Angeführte Entscheidungen:
-
Anführungen in anderen Entscheidungen:
-

Sachverhalt und Anträge

I. Die Beschwerde richtet sich gegen die Zwischen­entscheidung der Einspruchsabteilung des Europäischen Patentamts über die Aufrechterhaltung des europäischen Patents Nr. 1345802 in geändertem Umfang, zur Post gegeben am 14. März 2017.

II. Die Einspruchsabteilung hat im Wesentlichen entschieden, dass der Gegenstand des Anspruchs 1 der aufrechterhaltenen Fassung neu ist gegenüber

D1 : US 5 777 891

und auf einer erfinderischen Tätigkeit beruht, ausgehend von D1 in Kombination mit

D2 : DE 198 27 271 A1, oder

D3 : WO 00/02022 A1.

Weiterhin hat sie festgestellt, dass die Erfindung derart beschrieben ist, dass sie ein Fachmann ausführen kann.

Der verspätet vorgebrachte Einspruchsgrund nach Artikel 100 c) EPÜ wurde mangels Relevanz nicht in das Verfahren zugelassen.

Gegen diese Entscheidung hat die Einsprechende Beschwerde eingelegt.

III. Am 28. November 2019 wurde vor der Beschwerdekammer des Europäischen Patentamts in Abwesenheit der Beschwerdegegnerin nach Regel 115(2) EPÜ und Artikel 15(3) VOBK mündlich verhandelt.

Die Beschwerdeführerin (Einsprechende) beantragte die angefochtene Entscheidung aufzuheben und das Patent zu widerrufen.

Die Beschwerdegegnerin (Patentinhaberin) beantragte schriftlich die Beschwerde zurückzuweisen (Hauptantrag), hilfsweise das Patent in geänderter Fassung gemäß des Hilfsantrags eingereicht mit Schreiben vom 26. Februar 2018 aufrechtzuerhalten.

IV. Anspruch 1 gemäß dem Hauptantrag der Beschwerdegegnerin lautet wie folgt:

Verfahren zum Überwachen des Fahrverhaltens von Schienenfahrzeugen und der Diagnose von; Komponenten von Schienenfahrzeugen, wobei gleiche und unterschiedliche Betriebsparameter, d. h. Messsignale, des Schienenfahrzeuges beziehungsweise von Komponenten des Schienenfahrzeuges während dessen bestimmungsgemäßen Einsatzes erfasst und ausgewertet werden,

dadurch gekennzeichnet, dass

wenigstens ein Teil der erfassten Betriebsparameter einer Mehrzahl von Überwachungsebenen einer Überwachungshierarchie parallel zugeordnet und wenigstens zwei derselben Überwachungsebene zugeordnete Betriebsparameter (Messsignale) zur Erzielung das Fahrverhalten und die Komponentendiagnose charakterisierender, ereignisabhängiger Aussagen miteinander verknüpft werden, wobei je nach Zuordnung zu einer der Überwachungsebenen die Betriebsparameter in den Überwachungsebenen gleichen und/oder unterschiedlichen Auswertealgorithmen unterzogen werden.

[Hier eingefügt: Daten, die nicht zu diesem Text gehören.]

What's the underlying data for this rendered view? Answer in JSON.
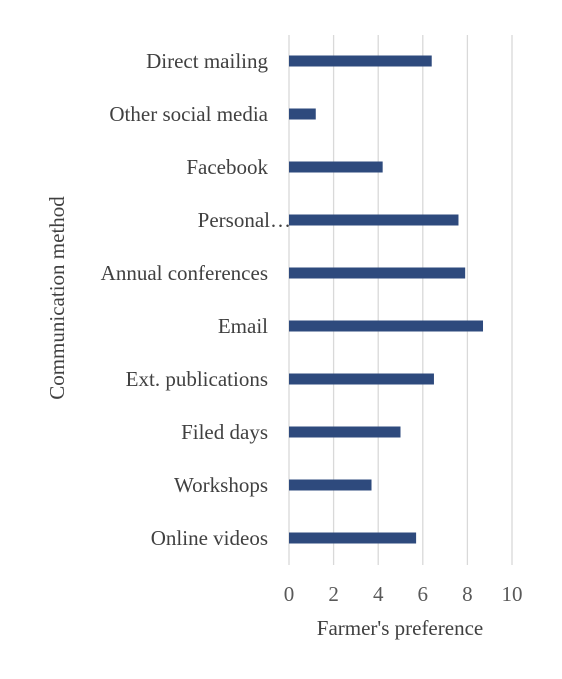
{
  "chart_data": {
    "type": "bar",
    "orientation": "horizontal",
    "categories": [
      "Online videos",
      "Workshops",
      "Filed days",
      "Ext. publications",
      "Email",
      "Annual conferences",
      "Personal…",
      "Facebook",
      "Other social media",
      "Direct mailing"
    ],
    "values": [
      5.7,
      3.7,
      5.0,
      6.5,
      8.7,
      7.9,
      7.6,
      4.2,
      1.2,
      6.4
    ],
    "xlabel": "Farmer's preference",
    "ylabel": "Communication method",
    "xlim": [
      0,
      10
    ],
    "xticks": [
      "0",
      "2",
      "4",
      "6",
      "8",
      "10"
    ],
    "grid": "vertical",
    "bar_color": "#2e4a7d",
    "grid_color": "#d9d9d9"
  }
}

V. Die Beschwerdeführerin brachte im Wesentlichen die folgenden Argumente vor:

Die Erfindung sei nicht so offenbart, dass sie ein Fachmann ausführen könne. So stehe insbesondere die Beschreibung im Widerspruch zu dem Wortlaut der unabhängigen Ansprüche 1 und 15.

Im Anspruch 1 sei definiert, dass die ereignisabhängige Aussage, also das Ergebnissignal der jeweiligen Überwachungsebene auf einer Verknüpfung der Betriebsparameter beruhe. In der Beschreibung würden hingegen die Alarmsignale verknüpft werden. Dies aber sei ein Widerspruch.

Der Fachmann, die die Erfindung gemäß der Beschreibung und den Figuren nacharbeite, was unstrittig möglich sei, wisse nicht, ob er sich damit im Schutzbereich der Ansprüche des Streitpatents befinde oder nicht.

Des Weiteren sei der Gegenstand der unabhängigen Ansprüche nahegelegt.

Zunächst könne das Merkmal der parallelen Zuordnung zu Überwachungsebenen den Gegenstand des Anspruchs 1 nicht einschränken, da es sich dabei um einen logischen Prozess handele, der in einem Vorrichtungsanspruch keine Wirkung entfalten könne.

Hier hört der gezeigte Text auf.